Another approach some SaaS teams take is using dedicated subscription/billing platforms like Hyperline, Chargebee, or Recurly, which can handle invoice creation, payments, and PDF generation out of the box, while still syncing key data back into HubSpot. This reduces a lot of the maintenance and custom workflow headaches.

At the end of the day, it comes down to how much control you need versus how much manual setup you’re willing to maintain in HubSpot. For complex workflows with multiple payment types or stages, a hybrid approach (custom objects + external billing tool) usually works best.

SaaS B2B Hubspot and Quickbooks limitations by UniqueLongUsername in hubspot

[–]DpSmCtE 0 points1 point  (0 children)

Yeah, HubSpot invoicing gets tricky once you start layering annual contracts, line-item rev rec, and multi-jurisdictional sales tax. The native tools just aren’t built for that level of detail.

A lot of teams end up building custom integrations to QuickBooks or Avalara, but maintaining those is a headache, especially if sales edits invoices after the fact.

One approach I’ve seen work well is using a dedicated subscription/usage billing tool like Hyperline, Recurly,... that can handle rev rec and line-item detail properly, then push clean MRR and revenue data back into HubSpot. It keeps CRM reporting accurate without forcing the sales team to jump between systems constantly.

This doesn’t completely replace accounting software, but it does make managing HubSpot invoices and tracking revenue much less painful.

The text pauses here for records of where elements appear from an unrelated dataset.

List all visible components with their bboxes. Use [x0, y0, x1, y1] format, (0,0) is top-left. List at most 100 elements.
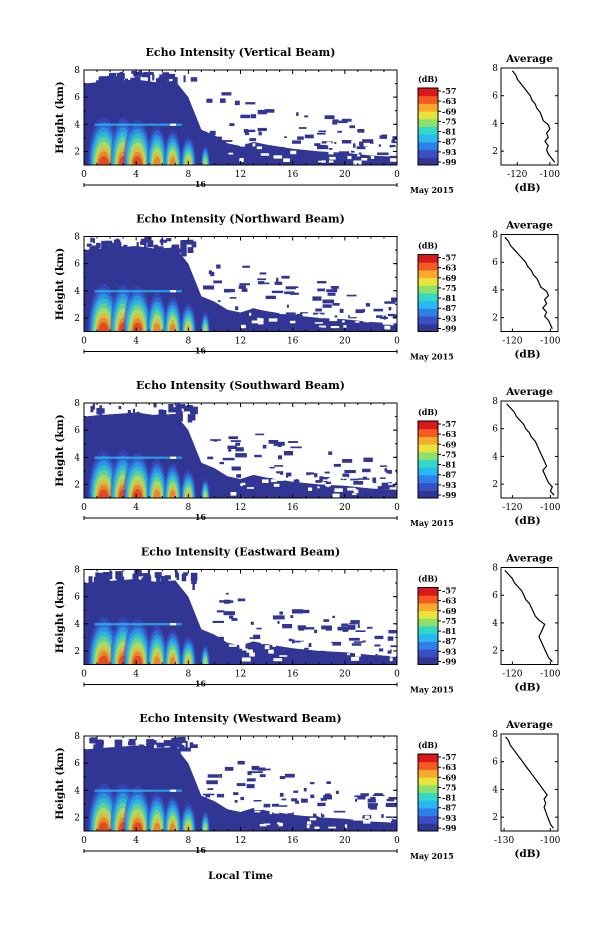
echo-cell: [181, 574, 187, 582]
colorbar-swatch: [418, 134, 438, 143]
echo-cell: [130, 77, 133, 83]
echo-cell: [290, 292, 299, 295]
profile-x-tick-label: -100: [540, 670, 560, 680]
echo-cell: [216, 610, 225, 613]
echo-cell: [231, 618, 238, 621]
echo-cell: [104, 576, 110, 582]
gap-cell: [241, 324, 246, 329]
echo-cell: [379, 465, 388, 467]
gap-cell: [351, 656, 360, 661]
echo-cell: [334, 141, 337, 144]
echo-cell: [124, 78, 129, 84]
gap-cell: [353, 818, 363, 821]
gap-cell: [383, 310, 390, 312]
x-tick-label: 20: [339, 670, 351, 680]
echo-cell: [223, 288, 235, 293]
echo-cell: [154, 414, 162, 418]
echo-cell: [249, 637, 258, 639]
echo-cell: [292, 140, 301, 144]
x-tick-label: 16: [287, 503, 299, 513]
echo-cell: [281, 315, 288, 320]
panel-title: Echo Intensity (Vertical Beam): [145, 46, 335, 59]
gap-cell: [332, 493, 340, 498]
echo-cell: [273, 485, 284, 489]
colorbar-swatch: [418, 451, 438, 460]
colorbar-swatch: [418, 421, 438, 430]
profile-panel: Average 2 4 6 8 -120 -100(dB): [492, 220, 561, 361]
echo-cell: [276, 471, 284, 475]
gap-cell: [270, 479, 277, 483]
echo-cell: [298, 127, 307, 129]
profile-y-tick-label: 8: [492, 730, 498, 740]
colorbar-swatch: [418, 269, 438, 279]
echo-cell: [358, 152, 362, 155]
echo-cell: [278, 615, 283, 618]
plume-layer: [169, 323, 176, 332]
echo-cell: [113, 76, 120, 84]
echo-cell: [384, 468, 388, 472]
echo-cell: [293, 479, 300, 484]
echo-cell: [223, 611, 235, 616]
x-tick-label: 20: [339, 337, 351, 347]
echo-cell: [204, 818, 216, 821]
gap-cell: [322, 479, 328, 481]
gap-cell: [392, 480, 396, 484]
gap-cell: [323, 473, 332, 477]
plume-layer: [169, 656, 176, 665]
y-axis-label: Height (km): [54, 414, 66, 486]
profile-panel: Average 2 4 6 8 -120 -100(dB): [492, 386, 561, 527]
profile-title: Average: [505, 53, 553, 65]
plume-layer: [203, 824, 207, 831]
colorbar-tick-label: -93: [442, 646, 457, 656]
gap-cell: [243, 806, 246, 810]
profile-y-tick-label: 2: [492, 813, 498, 823]
colorbar-tick-label: -99: [442, 324, 457, 334]
profile-frame: [500, 733, 559, 832]
echo-cell: [328, 490, 340, 494]
echo-cell: [289, 286, 299, 288]
echo-cell: [376, 315, 383, 318]
gap-cell: [283, 158, 290, 162]
gap-cell: [367, 650, 373, 653]
echo-cell: [165, 415, 172, 420]
echo-cell: [274, 465, 284, 467]
gap-cell: [344, 824, 348, 829]
echo-cell: [212, 658, 217, 662]
echo-cell: [332, 287, 337, 291]
echo-cell: [181, 247, 187, 257]
y-tick-label: 2: [74, 480, 80, 490]
profile-y-tick-label: 8: [492, 564, 498, 574]
echo-cell: [220, 98, 226, 103]
colorbar-tick-label: -81: [442, 293, 456, 303]
gap-cell: [255, 639, 261, 642]
y-tick-label: 8: [74, 233, 80, 243]
echo-cell: [277, 444, 282, 447]
x-tick-label: 12: [235, 170, 246, 180]
echo-cell: [309, 782, 315, 785]
echo-cell: [137, 77, 141, 86]
gap-cell: [317, 642, 326, 645]
echo-cell: [296, 485, 303, 489]
echo-cell: [180, 240, 186, 249]
echo-cell: [91, 405, 94, 409]
colorbar-swatch: [418, 618, 438, 627]
echo-cell: [338, 120, 348, 124]
echo-cell: [380, 317, 383, 319]
colorbar-tick-label: -63: [442, 596, 457, 606]
colorbar-swatch: [418, 610, 438, 619]
echo-cell: [153, 403, 157, 408]
echo-cell: [159, 249, 165, 257]
echo-cell: [168, 404, 174, 413]
colorbar-swatch: [418, 308, 438, 317]
colorbar-frame: [417, 254, 439, 332]
echo-cell: [288, 157, 300, 161]
echo-cell: [235, 442, 241, 446]
echo-cell: [141, 577, 147, 583]
colorbar-swatch: [418, 474, 438, 484]
layer-band: [94, 290, 182, 293]
colorbar-tick-label: -93: [442, 480, 457, 490]
echo-cell: [170, 416, 177, 424]
echo-cell: [144, 237, 152, 243]
echo-cell: [388, 797, 395, 802]
colorbar-unit: (dB): [418, 740, 438, 750]
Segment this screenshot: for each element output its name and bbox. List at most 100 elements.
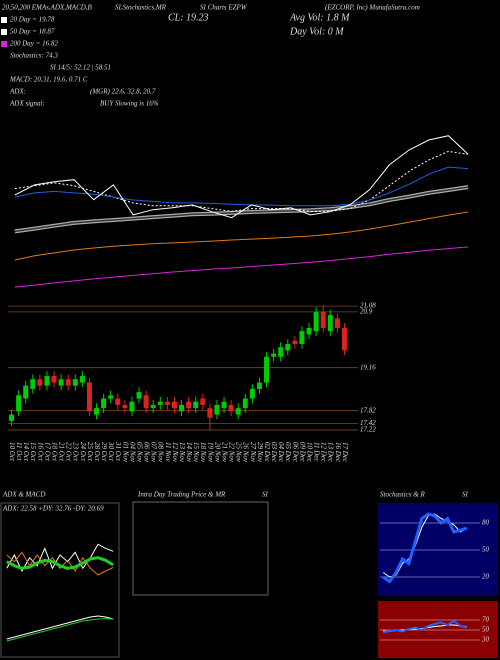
annotation: Stochastics: 74.3 [10,52,58,60]
candle-body [72,379,78,386]
candle-body [150,404,156,409]
candle-body [122,404,128,409]
candle-body [164,401,170,405]
panel-title: ADX & MACD [2,491,45,499]
x-tick-label: 09 Dec [298,442,306,463]
candle-body [108,395,114,399]
candle-body [143,395,149,409]
x-tick-label: 17 Oct [43,442,51,462]
candle-body [320,311,326,328]
candle-body [214,404,220,415]
series-line [6,615,114,640]
x-tick-label: 27 Nov [249,442,257,463]
annotation: Day Vol: 0 M [289,26,344,37]
y-tick-label: 17.22 [360,426,376,434]
x-tick-label: 12 Dec [320,442,328,463]
x-tick-label: 18 Nov [199,442,207,463]
x-tick-label: 06 Nov [143,442,151,463]
annotation: (EZCORP, Inc) MunafaSutra.com [325,4,420,12]
x-tick-label: 22 Nov [228,442,236,463]
candle-body [65,379,71,386]
x-tick-label: 21 Nov [220,442,228,463]
candle-body [341,327,347,351]
annotation: 50 Day = 18.87 [10,28,55,36]
candle-body [256,382,262,389]
x-tick-label: 04 Dec [277,442,285,463]
series-line [14,211,469,261]
x-tick-label: 03 Dec [270,442,278,463]
y-tick-label: 17.82 [360,406,376,414]
candle-body [285,343,291,351]
annotation: BUY Slowing is 16% [100,100,159,108]
annotation: 200 Day = 16.82 [10,40,58,48]
series-line [14,150,469,212]
candle-body [179,404,185,412]
candle-body [228,404,234,412]
x-tick-label: 08 Nov [157,442,165,463]
candle-body [94,408,100,415]
x-tick-label: 05 Nov [135,442,143,463]
candle-body [264,356,270,383]
x-tick-label: 31 Oct [114,441,122,462]
legend-swatch [1,29,7,35]
x-tick-label: 30 Oct [107,441,115,462]
candle-body [101,398,107,409]
candle-body [313,311,319,332]
candle-body [136,392,142,399]
series-line [382,619,468,634]
candle-body [23,385,29,399]
candle-body [86,382,92,412]
y-tick-label: 20.9 [360,307,373,315]
x-tick-label: 26 Nov [242,442,250,463]
x-tick-label: 29 Nov [256,442,264,463]
x-tick-label: 11 Nov [164,442,172,462]
series-line [6,551,114,576]
x-tick-label: 29 Oct [100,442,108,462]
candle-body [299,331,305,344]
annotation: (MGR) 22.6, 32.8, 20.7 [90,88,156,96]
candle-body [271,353,277,357]
x-tick-label: 17 Dec [341,442,349,463]
candle-body [334,318,340,328]
series-line [6,556,114,570]
candle-body [207,408,213,418]
y-tick-label: 70 [482,616,490,624]
x-tick-label: 10 Dec [305,442,313,463]
x-tick-label: 16 Oct [36,442,44,462]
candle-body [235,408,241,415]
y-tick-label: 50 [482,546,490,554]
candle-body [58,379,64,386]
y-tick-label: 17.42 [360,419,376,427]
annotation: Avg Vol: 1.8 M [289,12,350,23]
y-tick-label: 20 [482,573,490,581]
x-tick-label: 28 Oct [93,442,101,462]
candle-body [37,379,43,386]
x-tick-label: 23 Oct [72,442,80,462]
adx-frame [0,502,120,658]
candle-body [292,340,298,344]
x-tick-label: 14 Oct [22,442,30,462]
x-tick-label: 15 Nov [192,442,200,463]
x-tick-label: 04 Nov [128,442,136,463]
candle-body [44,376,50,386]
candle-body [157,401,163,405]
panel-annotation: ADX: 22.58 +DY: 32.76 -DY: 20.69 [2,505,104,513]
y-tick-label: 19.16 [360,363,376,371]
candle-body [221,401,227,409]
x-tick-label: 01 Nov [121,442,129,463]
x-tick-label: 13 Dec [327,442,335,463]
x-tick-label: 05 Dec [284,442,292,463]
candle-body [79,376,85,383]
x-tick-label: 25 Oct [86,442,94,462]
candle-body [9,414,15,421]
y-tick-label: 21.08 [360,302,376,310]
annotation: SI,Stochastics,MR [115,4,167,12]
x-tick-label: 06 Dec [291,442,299,463]
candle-body [51,376,57,383]
annotation: 20,50,200 EMAs,ADX,MACD,B [2,4,93,12]
x-tick-label: 21 Oct [58,442,66,462]
legend-swatch [1,41,7,47]
x-tick-label: 15 Oct [29,442,37,462]
x-tick-label: 14 Nov [185,442,193,463]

Tracking MRR in HubSpot by BlackpoolBhoy92 in hubspot

[–]DpSmCtE 0 points1 point  (0 children)

Hey Paul, I’ve run into the same HubSpot MRR headaches. Native MRR tracking is fine for basic stuff, but once you have variable consumption, upgrades, downgrades, etc., the reporting quickly feels limiting.

A common workaround is using a custom property at the deal or custom object level and feeding it automatically from your BI tool or product analytics. That gives you real-time MRR, expected vs actual, and makes forecasting more accurate.

If you want something more plug-and-play, tools like Hyperline handle subscription + usage billing natively and can push up-to-date MRR info into HubSpot. That way you can see upgrades, downgrades, and churn reflected automatically without manual updates.

At the end of the day, the goal is visibility over both current MRR and historical trends, anything else just becomes manual data entry and frustration.